Urenco plans to add 1.5 million SWU per year capacity to its Almelo facility by 2030 and 2.8 million SWU per year capacity to its US facility by 2036. Urenco has historically produce low-enriched uranium (LEU) enriched up to 5% U-235. In 2025 it began producing LEU+, enriched up to 10% U-235.

Urenco plans to construct a high-assay low-enriched uranium (HALEU) enrichment facility at its Capenhurst, UK site called the Urenco UK Advanced Fuels Facility. This facility will produce uranium enriched up to 20% U-235, which some Generation IV reactors need for fuel. In 2025 Urenco signed the first commercial contract to supply HALEU to Generation IV reactors. Urenco plans to begin construction on its HALEU facility in 2028, and the facility will have initial capacity to produce up to 27 tons of HALEU per year, with the option to double capacity dependent on demand. The UK government provided £196 million in funding for the Advanced Fuels Facility.

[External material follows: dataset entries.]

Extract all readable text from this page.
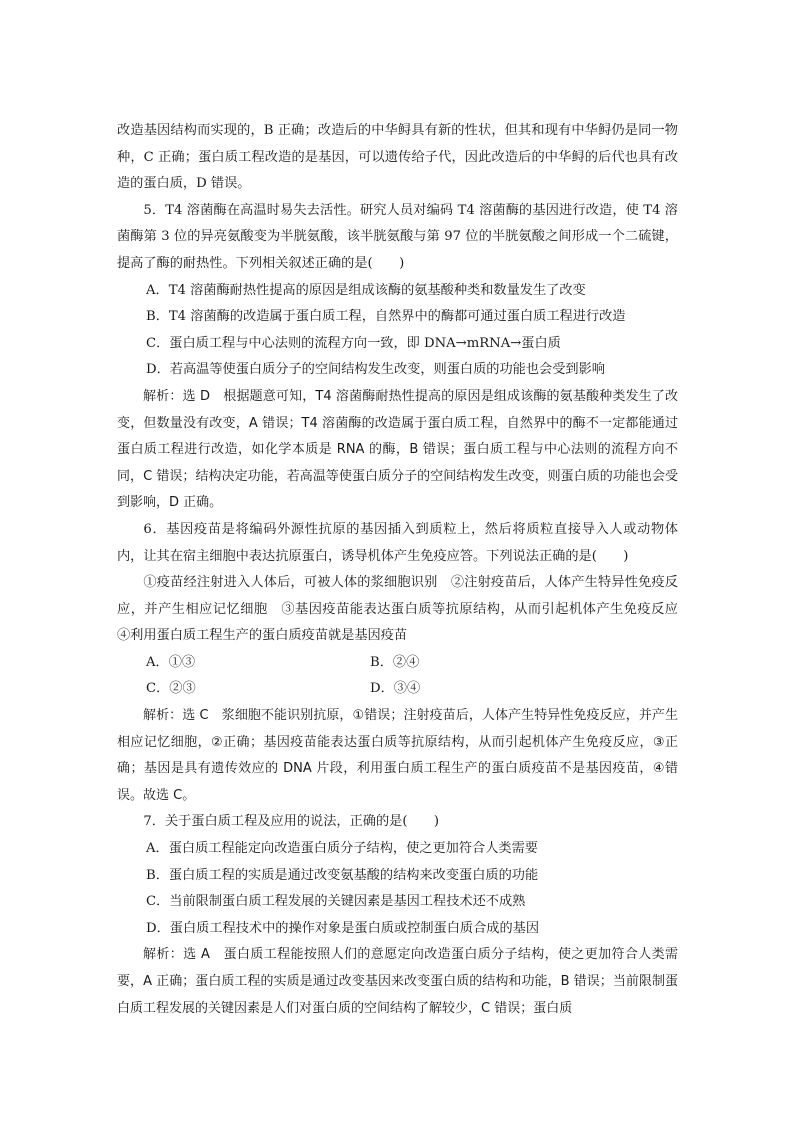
改造基因结构而实现的，B 正确；改造后的中华鲟具有新的性状，但其和现有中华鲟仍是同一物种，C 正确；蛋白质工程改造的是基因，可以遗传给子代，因此改造后的中华鲟的后代也具有改造的蛋白质，D 错误。

5．T4 溶菌酶在高温时易失去活性。研究人员对编码 T4 溶菌酶的基因进行改造，使 T4 溶菌酶第 3 位的异亮氨酸变为半胱氨酸，该半胱氨酸与第 97 位的半胱氨酸之间形成一个二硫键，提高了酶的耐热性。下列相关叙述正确的是(　　)

A．T4 溶菌酶耐热性提高的原因是组成该酶的氨基酸种类和数量发生了改变

B．T4 溶菌酶的改造属于蛋白质工程，自然界中的酶都可通过蛋白质工程进行改造

C．蛋白质工程与中心法则的流程方向一致，即 DNA→mRNA→蛋白质

D．若高温等使蛋白质分子的空间结构发生改变，则蛋白质的功能也会受到影响

解析：选 D　根据题意可知，T4 溶菌酶耐热性提高的原因是组成该酶的氨基酸种类发生了改变，但数量没有改变，A 错误；T4 溶菌酶的改造属于蛋白质工程，自然界中的酶不一定都能通过蛋白质工程进行改造，如化学本质是 RNA 的酶，B 错误；蛋白质工程与中心法则的流程方向不同，C 错误；结构决定功能，若高温等使蛋白质分子的空间结构发生改变，则蛋白质的功能也会受到影响，D 正确。

6．基因疫苗是将编码外源性抗原的基因插入到质粒上，然后将质粒直接导入人或动物体内，让其在宿主细胞中表达抗原蛋白，诱导机体产生免疫应答。下列说法正确的是(　　)

①疫苗经注射进入人体后，可被人体的浆细胞识别　②注射疫苗后，人体产生特异性免疫反应，并产生相应记忆细胞　③基因疫苗能表达蛋白质等抗原结构，从而引起机体产生免疫反应　④利用蛋白质工程生产的蛋白质疫苗就是基因疫苗

A．①③	B．②④
C．②③	D．③④

解析：选 C　浆细胞不能识别抗原，①错误；注射疫苗后，人体产生特异性免疫反应，并产生相应记忆细胞，②正确；基因疫苗能表达蛋白质等抗原结构，从而引起机体产生免疫反应，③正确；基因是具有遗传效应的 DNA 片段，利用蛋白质工程生产的蛋白质疫苗不是基因疫苗，④错误。故选 C。

7．关于蛋白质工程及应用的说法，正确的是(　　)

A．蛋白质工程能定向改造蛋白质分子结构，使之更加符合人类需要

B．蛋白质工程的实质是通过改变氨基酸的结构来改变蛋白质的功能

C．当前限制蛋白质工程发展的关键因素是基因工程技术还不成熟

D．蛋白质工程技术中的操作对象是蛋白质或控制蛋白质合成的基因

解析：选 A　蛋白质工程能按照人们的意愿定向改造蛋白质分子结构，使之更加符合人类需要，A 正确；蛋白质工程的实质是通过改变基因来改变蛋白质的结构和功能，B 错误；当前限制蛋白质工程发展的关键因素是人们对蛋白质的空间结构了解较少，C 错误；蛋白质
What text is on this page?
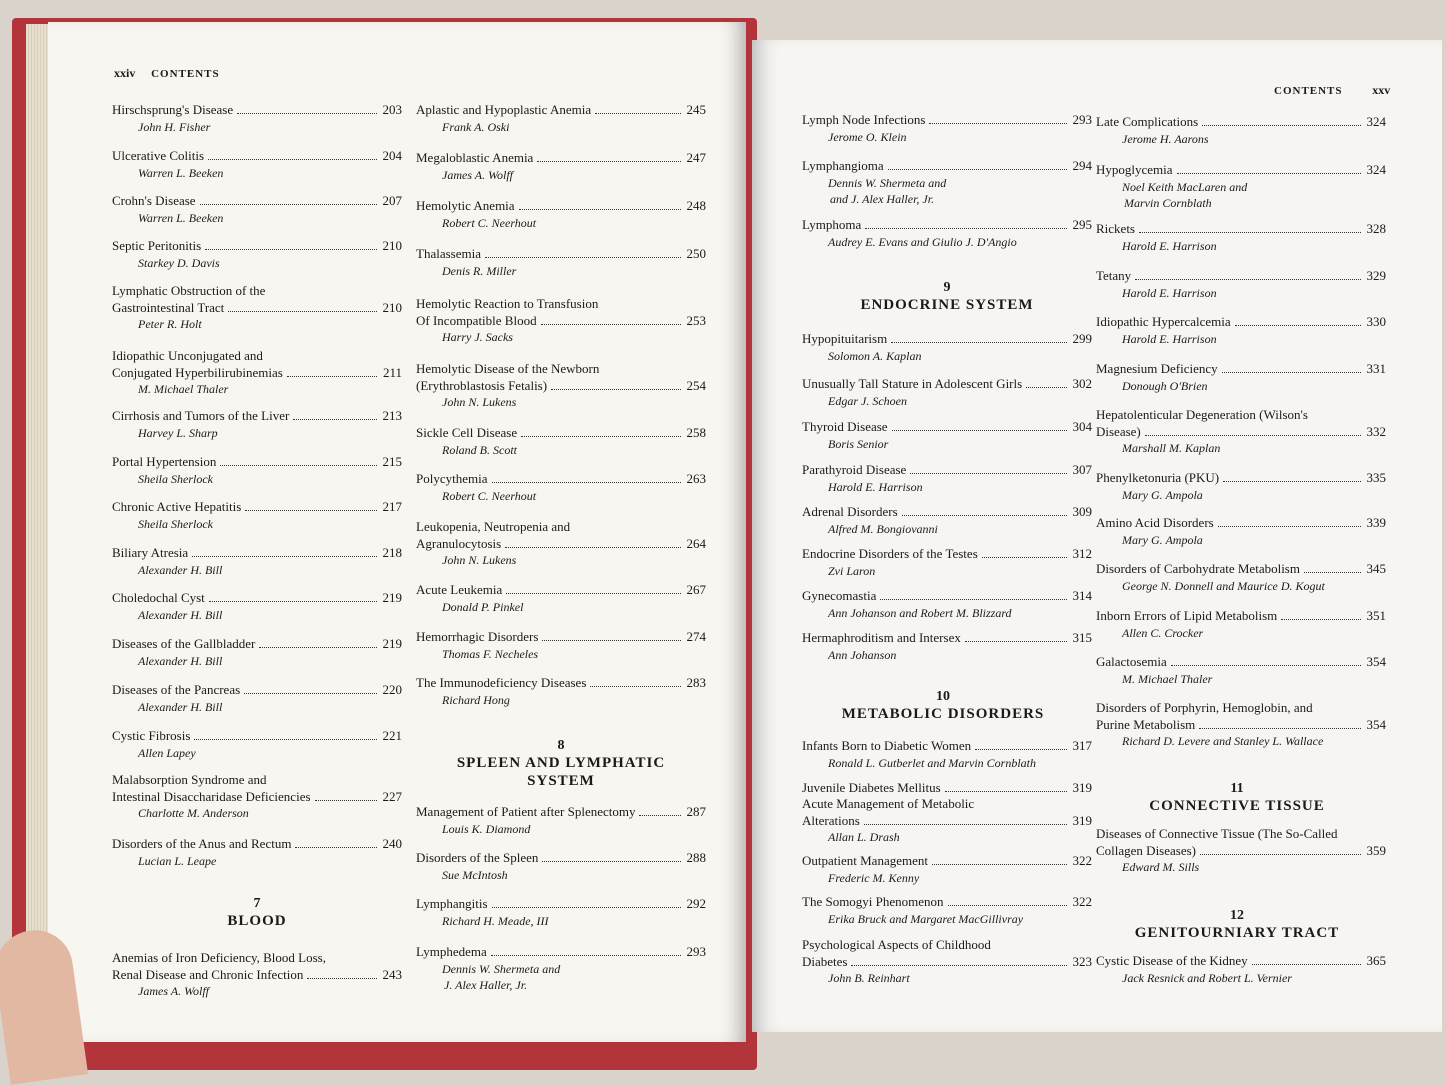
xxiv CONTENTS
Hirschsprung's Disease	203
John H. Fisher
Ulcerative Colitis	204
Warren L. Beeken
Crohn's Disease	207
Warren L. Beeken
Septic Peritonitis	210
Starkey D. Davis
Lymphatic Obstruction of the
Gastrointestinal Tract	210
Peter R. Holt
Idiopathic Unconjugated and
Conjugated Hyperbilirubinemias	211
M. Michael Thaler
Cirrhosis and Tumors of the Liver	213
Harvey L. Sharp
Portal Hypertension	215
Sheila Sherlock
Chronic Active Hepatitis	217
Sheila Sherlock
Biliary Atresia	218
Alexander H. Bill
Choledochal Cyst	219
Alexander H. Bill
Diseases of the Gallbladder	219
Alexander H. Bill
Diseases of the Pancreas	220
Alexander H. Bill
Cystic Fibrosis	221
Allen Lapey
Malabsorption Syndrome and
Intestinal Disaccharidase Deficiencies	227
Charlotte M. Anderson
Disorders of the Anus and Rectum	240
Lucian L. Leape
Anemias of Iron Deficiency, Blood Loss,
Renal Disease and Chronic Infection	243
James A. Wolff
Aplastic and Hypoplastic Anemia	245
Frank A. Oski
Megaloblastic Anemia	247
James A. Wolff
Hemolytic Anemia	248
Robert C. Neerhout
Thalassemia	250
Denis R. Miller
Hemolytic Reaction to Transfusion
Of Incompatible Blood	253
Harry J. Sacks
Hemolytic Disease of the Newborn
(Erythroblastosis Fetalis)	254
John N. Lukens
Sickle Cell Disease	258
Roland B. Scott
Polycythemia	263
Robert C. Neerhout
Leukopenia, Neutropenia and
Agranulocytosis	264
John N. Lukens
Acute Leukemia	267
Donald P. Pinkel
Hemorrhagic Disorders	274
Thomas F. Necheles
The Immunodeficiency Diseases	283
Richard Hong
Management of Patient after Splenectomy	287
Louis K. Diamond
Disorders of the Spleen	288
Sue McIntosh
Lymphangitis	292
Richard H. Meade, III
Lymphedema	293
Dennis W. Shermeta and
J. Alex Haller, Jr.
7
BLOOD
8
SPLEEN AND LYMPHATIC
SYSTEM
CONTENTS xxv
Lymph Node Infections	293
Jerome O. Klein
Lymphangioma	294
Dennis W. Shermeta and
and J. Alex Haller, Jr.
Lymphoma	295
Audrey E. Evans and Giulio J. D'Angio
Hypopituitarism	299
Solomon A. Kaplan
Unusually Tall Stature in Adolescent Girls	302
Edgar J. Schoen
Thyroid Disease	304
Boris Senior
Parathyroid Disease	307
Harold E. Harrison
Adrenal Disorders	309
Alfred M. Bongiovanni
Endocrine Disorders of the Testes	312
Zvi Laron
Gynecomastia	314
Ann Johanson and Robert M. Blizzard
Hermaphroditism and Intersex	315
Ann Johanson
Infants Born to Diabetic Women	317
Ronald L. Gutberlet and Marvin Cornblath
Juvenile Diabetes Mellitus	319
Acute Management of Metabolic
Alterations	319
Allan L. Drash
Outpatient Management	322
Frederic M. Kenny
The Somogyi Phenomenon	322
Erika Bruck and Margaret MacGillivray
Psychological Aspects of Childhood
Diabetes	323
John B. Reinhart
Late Complications	324
Jerome H. Aarons
Hypoglycemia	324
Noel Keith MacLaren and
Marvin Cornblath
Rickets	328
Harold E. Harrison
Tetany	329
Harold E. Harrison
Idiopathic Hypercalcemia	330
Harold E. Harrison
Magnesium Deficiency	331
Donough O'Brien
Hepatolenticular Degeneration (Wilson's
Disease)	332
Marshall M. Kaplan
Phenylketonuria (PKU)	335
Mary G. Ampola
Amino Acid Disorders	339
Mary G. Ampola
Disorders of Carbohydrate Metabolism	345
George N. Donnell and Maurice D. Kogut
Inborn Errors of Lipid Metabolism	351
Allen C. Crocker
Galactosemia	354
M. Michael Thaler
Disorders of Porphyrin, Hemoglobin, and
Purine Metabolism	354
Richard D. Levere and Stanley L. Wallace
Diseases of Connective Tissue (The So-Called
Collagen Diseases)	359
Edward M. Sills
Cystic Disease of the Kidney	365
Jack Resnick and Robert L. Vernier
9
ENDOCRINE SYSTEM
10
METABOLIC DISORDERS
11
CONNECTIVE TISSUE
12
GENITOURNIARY TRACT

In 2025, infrastructure company Costain Group was contracted to upgrade and deliver new infrastructure at the Capenhurst plant. The company is conducting a front-end engineering and design study for the Advanced Fuels Facility that it expects to complete in 2027. The Advanced Fuels Facility will be Europe's first HALEU enrichment facility.

== Decommissioning ==
Urenco Netherlands BV has dismantled enrichment plant SP3, after the decommissioning of SP1 and SP2 in the 1980s and 1990s. Information about decommissioning cost calculations for Urenco facilities is not accessible.

==Controversies==
===Abdul Qadeer Khan===
In the 1970s, Abdul Qadeer Khan, a Pakistani metallurgist employed by a subcontractor for Urenco in Almelo, acquired and transferred classified engineering drawings of Urenco's gas centrifuges to Pakistan, bypassing both the company's administration and the Dutch government. These stolen blueprints proved critical to Pakistan's nuclear ambitions. In late 1974, Khan joined Project-706, a clandestine uranium enrichment programme launched by Munir Ahmad Khan under the direction of the then-Pakistani Prime Minister, Zulfikar Ali Bhutto. Khan subsequently assumed control of the project, establishing a highly advanced facility near Islamabad that successfully produced highly enriched uranium (HEU) within a brief period.

===Namibia===
In May 1985, the United Nations Council for Namibia (UNCN) initiated legal action against the uranium enrichment consortium Urenco for breaching UNCN Decree No. 1. This decree prohibited the exploitation of Namibia's natural resources while the territory was under the administration of South Africa under apartheid. The litigation arose from Urenco's importation of uranium ore from the Rössing mine in Namibia. Although the case was expected to be heard by the end of 1985, proceedings were delayed when Urenco argued that, despite having enriched Namibian uranium since 1980, it was impossible to determine the precise origin of specific consignments. When the case finally reached the court in July 1986, the Dutch government supported Urenco's position, claiming to have been unaware of where the uranium had originally been mined.

===Uranium tails contracts with Russia===
According to Greenpeace, Urenco maintains a contract with Russia for the disposal of radioactive waste. However, industry sources note that these contracts do not involve waste disposal, but rather the sale of depleted uranium tails, which are re-enriched to the equivalent of natural uranium. Under the terms of the agreement, Russia, as the enricher, retains ownership of any radioactive waste generated during the process. In March 2009, public protests occurred regarding the transport of a record-volume shipment of depleted uranium hexafluoride (DUF6) from Germany to the Siberian town of Seversk.